Lepsze jutro cz.43
Oddałam klucze, pożegnałam się z kobietą i poszłam odszukać mojego chłopaka. Stał przy samochodzie.
- Jedziemy? - zapytałam wsiadając do samochodu
- Poczekaj, mam jeszcze pomysł.
- Jaki?
- Niespodzianka.
- Nie lubię niespodzianek, powiedz dokąd mnie zabierasz.
- Zobaczysz, wsiadaj.
- Mateusz powiedz, proszę.
Nie odpowiedział. Zamknął za mną drzwi i sam sprawnie obszedł auto siadając potem za kierownicą. Ja udawałam obrażoną.
- Na prawdę będziesz gniewać się o taką głupotę?

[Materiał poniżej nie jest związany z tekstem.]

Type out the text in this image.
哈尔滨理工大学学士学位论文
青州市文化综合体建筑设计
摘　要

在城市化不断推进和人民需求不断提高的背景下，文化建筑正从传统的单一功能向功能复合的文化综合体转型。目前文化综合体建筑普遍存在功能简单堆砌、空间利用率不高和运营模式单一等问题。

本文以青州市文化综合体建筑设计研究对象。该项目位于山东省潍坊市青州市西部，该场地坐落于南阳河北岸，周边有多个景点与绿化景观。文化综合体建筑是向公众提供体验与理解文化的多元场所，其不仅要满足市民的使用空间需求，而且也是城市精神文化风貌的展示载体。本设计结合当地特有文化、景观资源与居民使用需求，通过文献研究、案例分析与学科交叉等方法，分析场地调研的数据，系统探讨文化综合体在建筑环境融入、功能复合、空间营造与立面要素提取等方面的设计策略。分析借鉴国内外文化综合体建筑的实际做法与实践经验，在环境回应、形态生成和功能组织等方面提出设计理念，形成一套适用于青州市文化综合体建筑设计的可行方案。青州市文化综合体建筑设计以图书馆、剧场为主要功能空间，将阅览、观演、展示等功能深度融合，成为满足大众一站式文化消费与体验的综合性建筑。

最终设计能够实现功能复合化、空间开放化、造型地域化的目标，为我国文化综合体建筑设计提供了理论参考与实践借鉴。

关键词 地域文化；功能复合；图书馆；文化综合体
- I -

- Chciałabym tylko wiedzieć, gdzie mnie zabierasz.
- To nic wielkiego.
- To powiedz mi - nalegałam
- Kocham Cię i musisz mi zaufać.
Odpalil silnik i odjechaliśmy . Po 10 minutach byliśmy na miejscu. Zaparkował auto blisko promenady nad morzem.

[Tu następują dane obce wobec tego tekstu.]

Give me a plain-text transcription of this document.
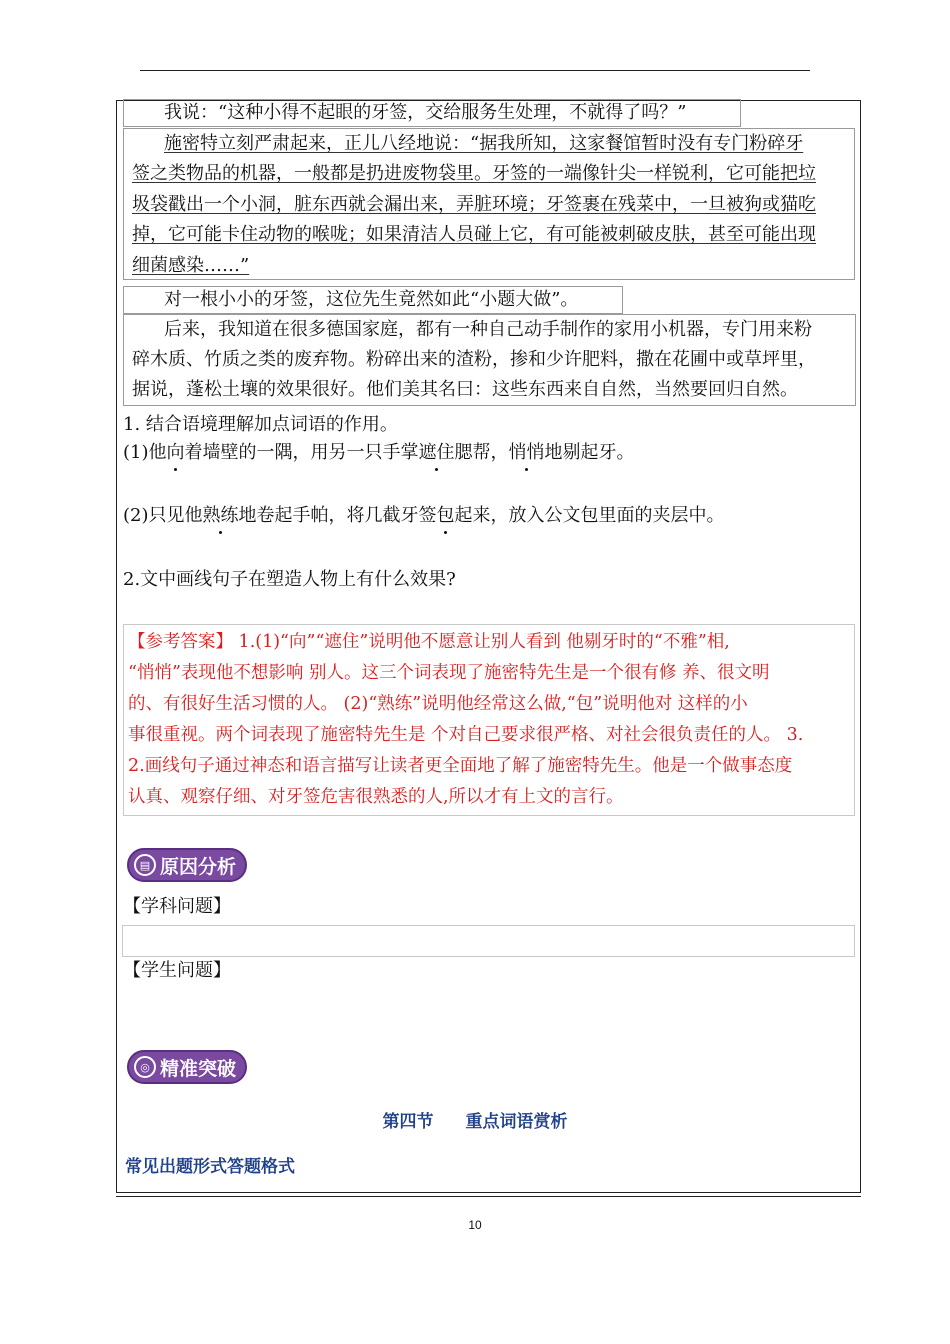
我说：“这种小得不起眼的牙签，交给服务生处理，不就得了吗？”
施密特立刻严肃起来，正儿八经地说：“据我所知，这家餐馆暂时没有专门粉碎牙
签之类物品的机器，一般都是扔进废物袋里。牙签的一端像针尖一样锐利，它可能把垃
圾袋戳出一个小洞，脏东西就会漏出来，弄脏环境；牙签裹在残菜中，一旦被狗或猫吃
掉，它可能卡住动物的喉咙；如果清洁人员碰上它，有可能被刺破皮肤，甚至可能出现
细菌感染……”
对一根小小的牙签，这位先生竟然如此“小题大做”。
后来，我知道在很多德国家庭，都有一种自己动手制作的家用小机器，专门用来粉
碎木质、竹质之类的废弃物。粉碎出来的渣粉，掺和少许肥料，撒在花圃中或草坪里，
据说，蓬松土壤的效果很好。他们美其名曰：这些东西来自自然，当然要回归自然。
1. 结合语境理解加点词语的作用。
(1)他向着墙壁的一隅，用另一只手掌遮住腮帮，悄悄地剔起牙。
(2)只见他熟练地卷起手帕，将几截牙签包起来，放入公文包里面的夹层中。
2.文中画线句子在塑造人物上有什么效果?
【参考答案】 1.(1)“向”“遮住”说明他不愿意让别人看到 他剔牙时的“不雅”相,
“悄悄”表现他不想影响 别人。这三个词表现了施密特先生是一个很有修 养、很文明
的、有很好生活习惯的人。 (2)“熟练”说明他经常这么做,“包”说明他对 这样的小
事很重视。两个词表现了施密特先生是 个对自己要求很严格、对社会很负责任的人。 3.
2.画线句子通过神态和语言描写让读者更全面地了解了施密特先生。他是一个做事态度
认真、观察仔细、对牙签危害很熟悉的人,所以才有上文的言行。
▤ 原因分析
【学科问题】
【学生问题】
◎ 精准突破
第四节 重点词语赏析
常见出题形式答题格式
10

- Chciałem, żebyśmy jeszcze raz zobaczyli morze przed wyjazdem. - zaczął
- Oj,to słodkie.
- Widzisz, chodź idziemy- pociągnął mnie za sobą, a w ręku trzymał koc, który wyciagnął z bagażnika. Dzisiejszy dzień był chłodniejszy, dlatego plaża była praktycznie pusta. Usiedliśmy na piachu. Mateusz usiadł za mną,okrył kocem i przytulił.
- Nie chcę wracać do domu, tutaj wszystko jest takie ułożone i łatwe.- wyszeptałam mu do ucha
- Musimy wracać. Przecież to niczego między nami nie zmieni.
- W sumie racja i chcę zobaczyć się z Alą.
- No widzisz, a jak tak bardzo Ci się tutaj podoba to obiecuję, że przyjedziemy tu jeszcze w te wakacje.
- Jak to?
- Do szkoły wybieramy się dopiero za miesiąc. Jest jeszcze czas, żeby przyjechać tu na 3 dni na przykład.
- Na prawdę? Byłoby super, dziękuję. - wtuliłam się w Niego jeszcze bardziej
- Chyba Ci zimno. Wracamy do samochodu i jedziemy.
- Okej- wymamrotałam
- Obiecuję, że wrócimy- powiedział Mateusz widząc moje niezadowolenie, że muszę rozstać się z tym miejscem.
- Dobrze, no to w drogę.
Zabraliśmy koc, wróciliśmy do samochodu i odjechaliśmy. Kierunek dom! Jeny jak ja się stęskniłam za mamą i Alą. Nie mogę się doczekać, aż je wyściskam. Zadzwoniłam do mamy, że właśnie wyjeżdzamy i wszystko jest w porządku. Potem taki sam telefon wykonałam do Ali, która już szykowała się na powitanie mnie w domu. Chyba nieźle musiała się stęsknić. Oh ta moja kochana wariatka.